Santa's Science

Assume there are 2.5 children per house. That means Santa has to make 842 million stops on Christmas Eve. Now let's say these homes are spread equally across the land masses of the planet. The Earth's surface area is, given a radius of 6,400km(3,986 miles), 510,000,000 sq km (196,600,000 sq miles), calculated as radius squared, multiplied by 4 pi. Only 29 per cent of the surface of the planet is land, so this narrows the populated area to 150,000,000 sq km (57,9000,000 sq miles). Each household therefore occupies an area of 0.178 sq km (0.069 sq miles). Let's assume that each home occupies the same sized plot, so the distance between each household is the square root of the area, which is 0.42 km (0.26 miles).

Nick D Kim - more cartoons here The Giving of Gifts

Every Christmas Eve, Santa has to travel a distance equivalent to the number of chimneys - 842 million - multiplied by this average spacing between households, which works out to be 365 million km (221 million miles). This sounds daunting, particularly given that he must cover this distance in a single night. Fortunately, Santa has more than twenty-four hours in which to deliver the presents. Consider the first point on the planet to go through the International Date Line at midnight on 24 December. From this moment on, Santa can pop down chimneys. If he stays right there, he will have twenty-four hours to deliver presents to everyone along the date line. But he can do better than this, by travelling backwards, against the direction of rotation of the Earth. That way he can deliver presents for almost twenty-four hours to everywhere else on Earth, making forty-eight hours in all, which is 2,880 minutes or 172,800 seconds.
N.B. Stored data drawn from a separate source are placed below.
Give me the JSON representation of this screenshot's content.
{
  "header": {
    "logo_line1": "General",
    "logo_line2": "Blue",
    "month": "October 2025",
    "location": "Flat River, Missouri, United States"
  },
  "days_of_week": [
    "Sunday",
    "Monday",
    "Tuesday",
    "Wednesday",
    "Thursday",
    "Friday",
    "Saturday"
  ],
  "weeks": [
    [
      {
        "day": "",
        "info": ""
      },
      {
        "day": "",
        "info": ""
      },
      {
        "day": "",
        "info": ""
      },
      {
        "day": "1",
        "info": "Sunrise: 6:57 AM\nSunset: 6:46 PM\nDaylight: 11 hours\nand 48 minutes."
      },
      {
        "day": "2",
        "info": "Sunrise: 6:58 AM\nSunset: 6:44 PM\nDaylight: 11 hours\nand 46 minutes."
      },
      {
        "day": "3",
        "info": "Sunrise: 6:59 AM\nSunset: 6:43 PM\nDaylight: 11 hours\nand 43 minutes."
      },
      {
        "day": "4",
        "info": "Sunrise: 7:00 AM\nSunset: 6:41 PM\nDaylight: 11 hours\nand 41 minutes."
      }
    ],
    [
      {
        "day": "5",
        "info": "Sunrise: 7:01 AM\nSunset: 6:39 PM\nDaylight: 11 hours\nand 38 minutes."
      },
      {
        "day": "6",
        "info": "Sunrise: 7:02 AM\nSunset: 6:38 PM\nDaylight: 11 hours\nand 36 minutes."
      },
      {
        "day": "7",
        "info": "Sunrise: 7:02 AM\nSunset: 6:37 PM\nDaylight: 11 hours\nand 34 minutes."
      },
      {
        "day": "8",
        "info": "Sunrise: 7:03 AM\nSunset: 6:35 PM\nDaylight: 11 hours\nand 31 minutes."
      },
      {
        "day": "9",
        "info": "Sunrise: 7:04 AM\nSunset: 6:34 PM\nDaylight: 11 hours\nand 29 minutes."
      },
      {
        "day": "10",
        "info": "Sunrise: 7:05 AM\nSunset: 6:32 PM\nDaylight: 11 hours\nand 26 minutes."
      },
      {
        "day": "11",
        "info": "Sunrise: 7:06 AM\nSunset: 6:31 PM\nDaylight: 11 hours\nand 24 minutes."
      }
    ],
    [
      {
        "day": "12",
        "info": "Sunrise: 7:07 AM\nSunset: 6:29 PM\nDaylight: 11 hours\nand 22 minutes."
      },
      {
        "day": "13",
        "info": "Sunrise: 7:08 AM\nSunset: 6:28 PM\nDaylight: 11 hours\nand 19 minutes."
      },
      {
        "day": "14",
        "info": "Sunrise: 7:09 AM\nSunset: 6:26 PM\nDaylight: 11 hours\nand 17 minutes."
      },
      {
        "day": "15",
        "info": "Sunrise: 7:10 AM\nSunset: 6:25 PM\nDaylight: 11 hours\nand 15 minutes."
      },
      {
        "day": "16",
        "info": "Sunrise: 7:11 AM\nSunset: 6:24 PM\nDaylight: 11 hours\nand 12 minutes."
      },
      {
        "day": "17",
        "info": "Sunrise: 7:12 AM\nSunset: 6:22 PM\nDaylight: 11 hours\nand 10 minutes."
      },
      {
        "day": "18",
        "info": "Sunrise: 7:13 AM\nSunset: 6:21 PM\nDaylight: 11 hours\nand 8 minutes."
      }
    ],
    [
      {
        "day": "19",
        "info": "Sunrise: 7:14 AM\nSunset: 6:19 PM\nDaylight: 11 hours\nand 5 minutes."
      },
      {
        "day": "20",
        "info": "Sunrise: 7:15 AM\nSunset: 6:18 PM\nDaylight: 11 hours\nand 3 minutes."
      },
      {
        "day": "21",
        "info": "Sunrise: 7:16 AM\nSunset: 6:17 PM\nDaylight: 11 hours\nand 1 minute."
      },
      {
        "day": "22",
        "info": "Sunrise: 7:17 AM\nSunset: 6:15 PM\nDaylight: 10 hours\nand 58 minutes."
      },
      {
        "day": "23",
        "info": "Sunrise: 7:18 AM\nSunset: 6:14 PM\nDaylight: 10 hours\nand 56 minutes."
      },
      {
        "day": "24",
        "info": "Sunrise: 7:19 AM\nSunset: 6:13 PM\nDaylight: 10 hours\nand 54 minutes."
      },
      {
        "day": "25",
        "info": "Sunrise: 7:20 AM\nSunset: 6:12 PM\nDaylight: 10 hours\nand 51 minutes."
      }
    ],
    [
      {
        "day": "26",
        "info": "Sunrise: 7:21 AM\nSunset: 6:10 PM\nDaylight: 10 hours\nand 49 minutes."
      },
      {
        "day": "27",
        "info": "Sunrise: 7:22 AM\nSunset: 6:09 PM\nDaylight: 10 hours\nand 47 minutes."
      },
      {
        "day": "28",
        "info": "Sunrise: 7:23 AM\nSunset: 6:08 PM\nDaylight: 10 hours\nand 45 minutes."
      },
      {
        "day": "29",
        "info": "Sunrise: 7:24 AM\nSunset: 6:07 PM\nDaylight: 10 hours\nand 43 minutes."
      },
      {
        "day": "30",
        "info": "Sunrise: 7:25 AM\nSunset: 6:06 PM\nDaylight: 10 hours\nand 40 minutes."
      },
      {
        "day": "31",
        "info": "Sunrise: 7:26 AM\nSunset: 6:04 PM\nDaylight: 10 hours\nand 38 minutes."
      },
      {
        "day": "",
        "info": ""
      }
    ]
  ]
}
From this, one can calculate that Santa has little over two ten-thousandths of a second to get between each of the 842 million households. To cover the total distance of 356 million km (221 million miles) in this time means that his sleigh is moving at an average of 2,060 km (1,279 miles) per second. Ignoring quibbles about air temperature and humidity, the speed of sound is something like 1,200 km (750 miles) per hour, or 0.3 km (0.2 miles) per second, so Santa is achieving speeds of around 6,395 times the speed of sound, or Mach 6395.